Originally posted at RH Reality Check -- Information, commentary and community for reproductive health and justice.
Sens. Hillary Clinton and Patty Murray have introduced legislation that would block new Department of Health and Human Services provider conscience regulations from going into effect, Planned Parenthood announced today. The proposed HHS rule would require any health care entity that receives federal funds certify that none of its employees are required to assist with medical services they find objectionable.
"In the final days of his administration, the President is again putting ideology first and attempting to roll back health care protections for women and families," said Sen. Clinton in a statement. "The fact that the [Equal Employment Opportunity Commission] was never consulted in the drafting of this rule further illustrates that this is purely a political ploy." In fact, EEOC officials have publicly opposed the rule, saying that the regulations upset the balance between respect accorded to provider and patient conscience.
Clinton and Murray met with HHS Secretary Michael Leavitt in September to express their concern over the new regulation, but received no assurances that the regulation wouldn't impede women's access to basic health care services like contraception. "While I appreciate the Secretary sitting down with us today, we received no guarantee that women's access to contraceptives will be protected if these rules move forward," Sen. Murray said at the time. And in July, twenty-eight senators joined Clinton and Murray in signing a letter in opposition to the new regulations (President-Elect Obama was one of the signatories). Clinton and Murray are long-time champions of women's health; by holding up Andrew von Eschenbach's confirmation as permanent FDA commissioner, the pair forced the FDA to approve emergency contraception for over-the-counter access.

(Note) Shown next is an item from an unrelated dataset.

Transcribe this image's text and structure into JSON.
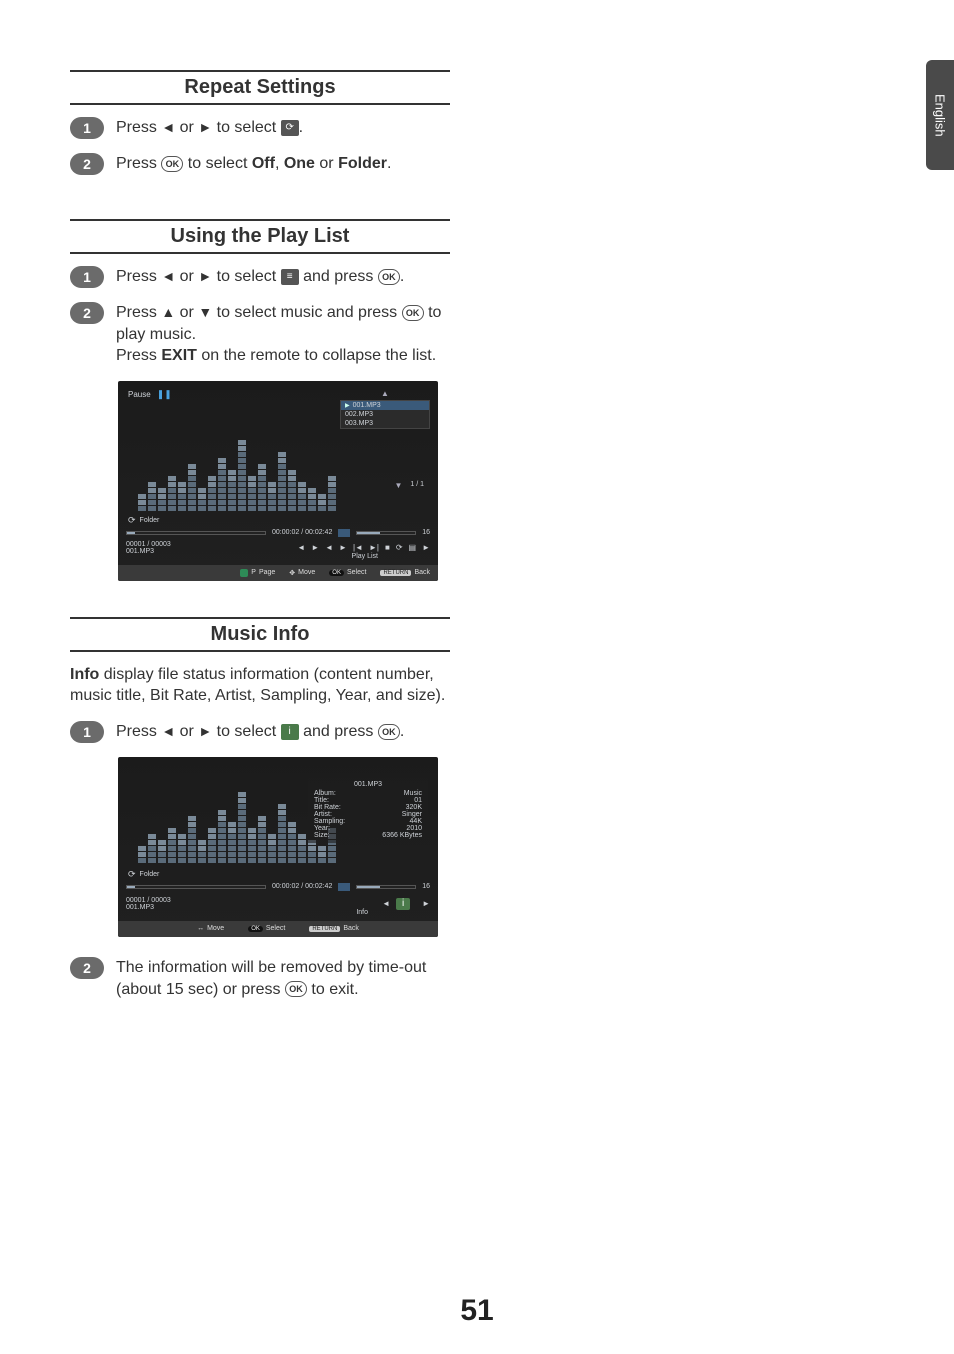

The new regulations are opposed by women's health groups, physicians' groups, members of Congress, President-elect Obama, the Equal Employment Opportunity Commission, and by over 200,000 individual commenters filing opposition to the regulations. They also appear to violate the Bush administration's own memorandum which directed departments not to engage in "midnight policymaking," except in the case of exceptional circumstances. In May 2008, White House Chief of Staff Joshua Bolten directed all heads of executive departments and agencies to submit all proposed regulations before June 1, 2008, in order to "resist the historical tendency of administrations to increase regulatory activity in their final months." The administration has not explained why these regulations rise to the level of exceptional circumstance. HHS has not yet released the new regulations, but they are expected in the coming days.